Officials at npower are willing to cut the shock £5,315 bill slapped on Heddon-on-the-Wall WI to £1,693 after admitting a bungle on their back-payment demand.
But Heddon WI secretary Pauline Wright declared: “We still feel we are not responsible for any of this. We’ve paid our most recent bill and don’t see why we should pay any more.”
The conflict arose when npower discovered the five-digit meter readings that had been taken since 2006 should have been six-digit readings from old meters.
The back-payment demand came to £5,315.58 – a figure that would have “bankrupted” the 95-year-old WI branch.
After The Journal revealed the dispute on Saturday, npower said as a gesture of goodwill they would settle for only 12 months’ worth of the payment.
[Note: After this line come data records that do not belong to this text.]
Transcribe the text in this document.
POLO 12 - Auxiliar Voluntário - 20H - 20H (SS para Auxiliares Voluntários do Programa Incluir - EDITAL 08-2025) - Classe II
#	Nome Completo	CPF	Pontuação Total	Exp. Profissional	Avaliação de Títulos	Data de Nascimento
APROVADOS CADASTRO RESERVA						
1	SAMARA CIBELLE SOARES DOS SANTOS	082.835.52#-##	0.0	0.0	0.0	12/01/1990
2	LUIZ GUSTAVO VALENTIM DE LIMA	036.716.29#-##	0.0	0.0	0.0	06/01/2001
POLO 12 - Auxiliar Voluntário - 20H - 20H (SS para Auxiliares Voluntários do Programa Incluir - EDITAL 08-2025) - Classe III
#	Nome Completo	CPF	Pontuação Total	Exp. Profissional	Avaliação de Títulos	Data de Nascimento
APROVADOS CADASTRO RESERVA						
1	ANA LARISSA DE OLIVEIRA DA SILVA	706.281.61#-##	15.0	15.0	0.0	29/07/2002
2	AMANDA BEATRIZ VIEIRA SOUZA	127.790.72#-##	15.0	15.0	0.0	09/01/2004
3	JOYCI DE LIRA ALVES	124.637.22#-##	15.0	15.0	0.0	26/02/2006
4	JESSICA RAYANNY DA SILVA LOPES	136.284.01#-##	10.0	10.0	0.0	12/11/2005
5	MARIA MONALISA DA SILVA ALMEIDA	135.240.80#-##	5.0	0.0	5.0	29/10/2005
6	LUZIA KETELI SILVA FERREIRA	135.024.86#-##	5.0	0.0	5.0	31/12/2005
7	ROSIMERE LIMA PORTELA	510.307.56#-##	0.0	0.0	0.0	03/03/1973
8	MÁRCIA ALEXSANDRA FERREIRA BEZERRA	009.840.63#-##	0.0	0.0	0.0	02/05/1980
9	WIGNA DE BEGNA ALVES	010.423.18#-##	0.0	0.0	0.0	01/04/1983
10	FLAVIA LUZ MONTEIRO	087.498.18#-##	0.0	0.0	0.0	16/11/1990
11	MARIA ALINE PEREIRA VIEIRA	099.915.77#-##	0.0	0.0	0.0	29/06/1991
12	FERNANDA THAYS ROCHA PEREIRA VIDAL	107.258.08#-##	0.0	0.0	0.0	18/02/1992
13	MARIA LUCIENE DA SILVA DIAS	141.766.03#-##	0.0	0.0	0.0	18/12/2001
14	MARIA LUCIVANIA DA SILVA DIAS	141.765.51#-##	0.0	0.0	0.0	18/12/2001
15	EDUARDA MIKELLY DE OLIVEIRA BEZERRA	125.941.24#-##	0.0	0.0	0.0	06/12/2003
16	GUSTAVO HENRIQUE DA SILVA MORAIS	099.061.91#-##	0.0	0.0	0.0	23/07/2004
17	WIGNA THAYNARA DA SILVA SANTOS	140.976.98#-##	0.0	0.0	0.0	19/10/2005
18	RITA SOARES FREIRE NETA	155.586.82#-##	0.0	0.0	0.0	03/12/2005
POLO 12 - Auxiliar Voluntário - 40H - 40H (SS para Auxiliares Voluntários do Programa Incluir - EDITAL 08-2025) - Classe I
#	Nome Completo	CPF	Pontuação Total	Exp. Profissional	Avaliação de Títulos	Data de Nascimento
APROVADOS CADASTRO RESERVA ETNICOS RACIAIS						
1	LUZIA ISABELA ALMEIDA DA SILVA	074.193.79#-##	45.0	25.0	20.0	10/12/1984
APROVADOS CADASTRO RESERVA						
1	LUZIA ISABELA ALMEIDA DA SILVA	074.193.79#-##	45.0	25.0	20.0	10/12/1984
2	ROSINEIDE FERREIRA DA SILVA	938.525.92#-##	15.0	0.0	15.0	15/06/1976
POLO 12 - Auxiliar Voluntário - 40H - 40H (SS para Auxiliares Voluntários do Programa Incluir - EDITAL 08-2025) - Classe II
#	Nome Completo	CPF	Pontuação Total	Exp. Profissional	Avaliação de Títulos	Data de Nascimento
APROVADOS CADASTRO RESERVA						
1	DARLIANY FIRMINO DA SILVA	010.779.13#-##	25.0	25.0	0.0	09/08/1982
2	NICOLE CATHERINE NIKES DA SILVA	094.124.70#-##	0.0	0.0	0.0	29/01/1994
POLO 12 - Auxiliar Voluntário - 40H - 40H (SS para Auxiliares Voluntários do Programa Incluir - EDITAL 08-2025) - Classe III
But Mrs Wright said the committee was sticking to their guns, adding: “We are still battling to get rid of this bill completely. We do have enough funds to pay the £1,693.27 npower want, but it would make a very big hole in our funds.
“This has totally come out of the blue, and if there was a fault we should have known about it after the first year – not after six years.”
Jo Robinson, npower senior executive complaints adviser, told Mrs Wright in an email: “Previously we issued invoices based on five-digit meter readings instead of the six-digit readings your meter was actually recording.
“Upon investigation, it appears the local meter readers had a mixture of both five-and six-dial readings over recent years.
“However, only the five-dial readings had been validated for use on our invoices. This resulted in the ‘catch-up’ bill for £5,315.58.
“As we appreciate the financial impact this would have on the Women’s Institute, as a gesture of goodwill we propose to limit the period of back-billing to 12 months, thereby withdrawing any older charges. This would reduce your account balance to £1,693.27.”
Offering “sincere apologies”, npower also offered to allow payments to be spread out by direct debit over 12 or 18 months. As a “commercial organisation”, the premises is not covered by the domestic classification which limits back-billing to 12 months.
A spokesman for npower added: “We were really keen to help the WI as we don’t want to see them struggle.”
But Mrs Wright hit back: “We shouldn’t have to pay this at all – we have just correctly paid our last bill, which was £500-plus, so why should we have to pay more? We have also just paid to replace an electric wall heater and a night storage heater, so we don’t have money to spare.”
As a non-profit-making charity, Heddon WI has been in its current wooden HQ hut in Towngate, Heddon, since 1926 and now has 40 members.